DALLAS -- The Texas Turnpike Authority has unanimously approved studying the feasibility of taking over a 26-mile Dallas suburban highway project and making it part of the Dallas North Tollway system for an estimated $700 million.

At a meeting last Thursday, turnpike members authorized resolutions to spend up to $1 million to determine the feasibility of turning a longdelayed project started by the Texas department of transportation seven years ago into a toll road.

The state highway 190 project is considered vital to relieving traffic congestion in the growing north Dallas suburbs and providing better access to Dallas-Fort Worth International Airport.

Under the resolutions, HNTB Corp. will do engineering studies and Wilbur Smith Associates will do traffic and revenue studies for a four-lane road that would run from state highway 78 to Interstate 635 north of Dallas.

The board also approved a resolution requesting the authority's financial adviser, First Southwest Co., and the agency staff to develop and issue a request for qualifications from investment bankers. Early estimates indicate that up to $375 million of revenue bonds could be sold in August 1995 if the project is deemed feasible and gets final approval.

Authority executive director Jim Griffin said the board was seeking innovative financing plans on the revenue bond offering. "Investment bankers may present some unique plans we would like to evaluate," Griffin told the board at the Thursday meeting.

Once the requests for qualifications are received, they will be evaluated by the authority's finance committee and staff, and an agreement will be negotiated with the best team if the project moves forward, according to the resolution approved.

In addition, a project counsel will be retained as well as the authority's bond counsel, McCall Parkhurst & Horton.

The Texas Turnpike Authority's move to take over the road project culminates months of efforts by a coalition of north Dallas suburbs, which have been fighting to get the project accelerated.

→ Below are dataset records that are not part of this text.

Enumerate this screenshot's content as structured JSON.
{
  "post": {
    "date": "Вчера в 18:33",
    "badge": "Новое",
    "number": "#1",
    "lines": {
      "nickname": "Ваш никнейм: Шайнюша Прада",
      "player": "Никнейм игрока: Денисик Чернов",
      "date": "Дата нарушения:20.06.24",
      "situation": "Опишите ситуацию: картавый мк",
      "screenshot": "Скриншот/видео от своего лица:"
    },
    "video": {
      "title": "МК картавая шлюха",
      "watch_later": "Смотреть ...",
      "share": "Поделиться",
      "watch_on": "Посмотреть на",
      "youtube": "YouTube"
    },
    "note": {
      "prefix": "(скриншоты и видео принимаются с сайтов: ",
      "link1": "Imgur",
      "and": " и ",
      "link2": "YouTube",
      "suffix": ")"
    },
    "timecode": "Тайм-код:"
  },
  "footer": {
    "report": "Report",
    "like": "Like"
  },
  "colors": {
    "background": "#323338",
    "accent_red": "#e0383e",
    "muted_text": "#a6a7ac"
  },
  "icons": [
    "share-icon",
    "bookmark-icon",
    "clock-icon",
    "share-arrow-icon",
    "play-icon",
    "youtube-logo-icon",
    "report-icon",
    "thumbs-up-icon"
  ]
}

"This project is moving along faster than anyone anticipated," said Jere Thompson Jr., a turnpike board member and head of the new projects committee.

Led by Collin County Judge Ron Harris, the coalition was frustrated by constant delays of state highway 190 by the Texas department of transportation, which gave other projects access to limited funding.

Harris said the transportation department was postponing the project up to 15 to 20 years or well into the 21st century despite a growing need to alleviate traffic on Interstate 635 and neighborhood roads in the booming suburbs north of Dallas. The Texas Turnpike Authority would plan to complete the highway by 2001.

"It will improve mobility. It will improve air quality," Harris said. And, he said, "it will get built 15 years earlier."

So far, the program has garnered widespread support and has been or is expected to be endorsed by Richardson, Plano, Farmer's Branch, Garland, and other suburban communities that would be affected by the new toll road.

Plans call for completing the studies within the next six months and moving forward with financing and construction plans next year if all goes as expected and receives approval.

Over all, early estimates indicate that the project would cost $700 million, although that could change once the studies are done. Under the plan, the Texas Turnpike Authority would pick up $375 million of the cost. Almost all of that money would come from bond sales and the remainder from surplus funds from the Dallas North Tollway extension project scheduled for completion in September.

The balance would come from the Texas department of transportation in completed or planned construction as well as right-of-way acquisition and other items, according to project consultant Dan Becker, vice president for HNTB Corp.

Becker said about $175 million in construction, such as interchanges and frontage roads, already has been completed by the transportation department, which started the state highway 190 project in 1987.

Also, the transportation department would provide $150 million in additional funds through construction of more interchanges, frontage road, and right-of-way acquisition.

Becker said the transportation department already has completed environmental studies for most of the project, although the five-mile superconnector that would provide a five-mile link from I-35 to I-635 still lacks such a study.

"It hugs the Trinity River," he said. "It's near a floodplain."

If studies determine the road is feasible, construction would begin as early as next year. It would more than double the size of the Dallas North Tollway system from 21 miles when an extension opens this September to 47 miles.